I have this love-hate relationship with some of those saison strains, meaning I love Saisons, but the saison strains hate me. I let them get as warm as they want, and I get patient and follow every suggestion I read, but I just can’t get them to go below 1.020 for me. This is actually the best I’ve done so far. Saison yeast was responsible for my first bottle bomb, and my last Saison I nicknamed the threesome, because I would open 3 bottles at a time, just to have enough to fill a glass after the foaming stopped. For me a good saison is like that girl you keep pursuing long after you realize you’re probably not going to hit that, and even if you do, it’ll never live up to the hype you’ve built in your head.

[quote=“JMcK”]I just bottled my De Belge Farmhouse IPA
http://www.northernbrewer.com/shop/brewing/recipe-kits/all-grain-biab-kits/de-belge-extra-bitter-biab-all-grain-kit.html
and can confirm everything rebuilt said.

Even after topping up a bit I was still at an OG of 1.076 well above the predicted 1.060. We sampled about half a beer’s worth after filling 29 bottles from the 3-gallon kit. While I was expecting a dry, hoppy, peppery beer; this was definitely on the sweeter side. So that hop-to-residual sugar ratio was absolutely shifted to the sweeter side. FG was 1.020, which actually has me a bit concerned about gushers, so I also held back a bit on the priming sugar.

While it’s not going to match the descriptions, I still think this will be a nice refreshing beer once it conditions; it really has me thinking of a nice warm spring day. I fermented with the dry T-58, WY-3942 was also recommended, but I was actually thinking of re-visiting this one when it’s warmer and subbing in one of the Abbey Ale yeasts. (1214, 1762)[/quote]

Try wy3711 French saison yeast. And mash about 148. Believe me it will go down to .010.

Rebuilt…

I did more thinking on this… Why would F.G. be any higher???

Yeast only knows to do one thing: eat food. The more food, the more eating and growth, until there is no more food to eat. The yeast doesn’t know what my O.G. is/was, so why wouldn’t they just keep eating/growing until there was no more food to be had (close to 1.010 F.G.)???

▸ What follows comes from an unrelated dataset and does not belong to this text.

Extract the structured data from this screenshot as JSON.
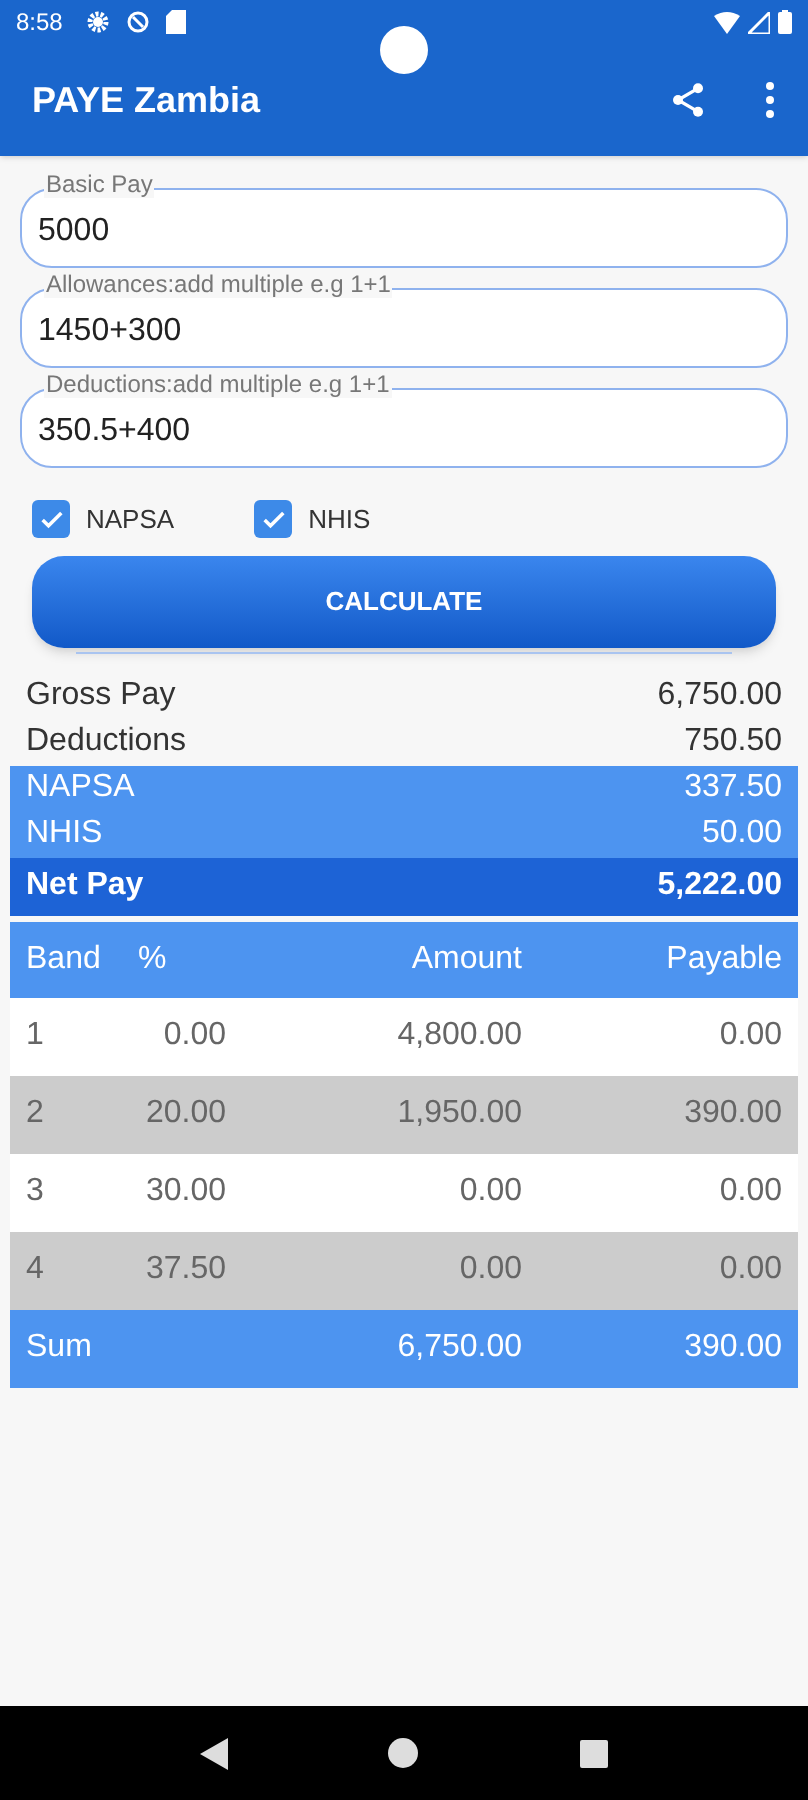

Each yeast strain has an attenuation % : how much they can ferment out. Granted that % is a lab estimate and yeast don’t read, but a strain that attenuates 76% will give a FG lower than a strain that attenuates at 70%.
So if you start at 1.050, a 70% should give you a FG around 1.015. If the OG was 1.060 the FG should be 1.018.
By the way, yesterday I took the NB AG Irish Red kit , tweaked it up to 1.052 on purpose. I didn’t add any additional hops, but played around a little with the timing to up the IBUs a bit. Did the same technique back in September and that turned out great.

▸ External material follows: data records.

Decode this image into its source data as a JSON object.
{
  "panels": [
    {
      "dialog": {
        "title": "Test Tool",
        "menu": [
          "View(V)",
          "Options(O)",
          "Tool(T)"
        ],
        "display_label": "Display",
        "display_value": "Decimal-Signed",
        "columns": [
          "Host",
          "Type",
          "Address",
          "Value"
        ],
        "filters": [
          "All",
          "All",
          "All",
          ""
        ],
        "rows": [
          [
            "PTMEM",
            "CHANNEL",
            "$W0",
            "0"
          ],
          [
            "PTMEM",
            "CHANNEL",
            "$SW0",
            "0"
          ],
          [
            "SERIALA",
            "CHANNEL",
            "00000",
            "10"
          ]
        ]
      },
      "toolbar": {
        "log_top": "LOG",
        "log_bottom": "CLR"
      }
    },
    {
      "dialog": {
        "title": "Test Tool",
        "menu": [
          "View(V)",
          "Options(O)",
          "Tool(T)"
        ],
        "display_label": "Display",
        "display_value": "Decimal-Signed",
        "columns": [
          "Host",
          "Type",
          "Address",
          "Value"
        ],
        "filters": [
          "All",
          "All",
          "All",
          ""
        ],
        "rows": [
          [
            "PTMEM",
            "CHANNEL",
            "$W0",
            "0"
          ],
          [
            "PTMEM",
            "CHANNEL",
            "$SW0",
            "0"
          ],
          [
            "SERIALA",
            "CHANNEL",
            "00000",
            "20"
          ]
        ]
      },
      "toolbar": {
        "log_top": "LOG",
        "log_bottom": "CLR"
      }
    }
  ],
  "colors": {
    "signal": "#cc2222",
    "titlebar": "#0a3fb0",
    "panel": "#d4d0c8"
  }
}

It’s like Jim says. The yeast eat only a % of the sugars present. That’s because the wort it made up of a mix of many different sugars, and some of them are not digestible by the yeast. If the wort only had sucrose, dextrose and fructose in it (like wine), the yeast would eat it all and you would end up with a FG below 0.

Which brings up a very good and well established method for forcing the FG lower: replace (don’t just add) some of the malt sugars with simple and easily digestible sugars - like table sugar. That’s how they do it in Belgium, where you might get a trippel with OG = 1.090 and FG = 1.010.

Hmmmmmmmm… Interesting! Thanks!

I did the same with the NB Irish Red I brewed. I wasn’t as far off as you (they said 1.044 and I was 1.048 or so). I had lower mash temps also because I underestimated how hot I needed my strike water to be, so that explains that.

Overall higher ABV, still good though. The yeast I prepared for it really tore through it nicely. The Irish Red was a big hit this past weekend at a friend’s party, so enjoy it when it’s done!

Awesome! She’s bubbling away right now, so I’ll try to remember to do an update after all things are said and done, and I’ve gone through a few rounds of “tasting.” LOL!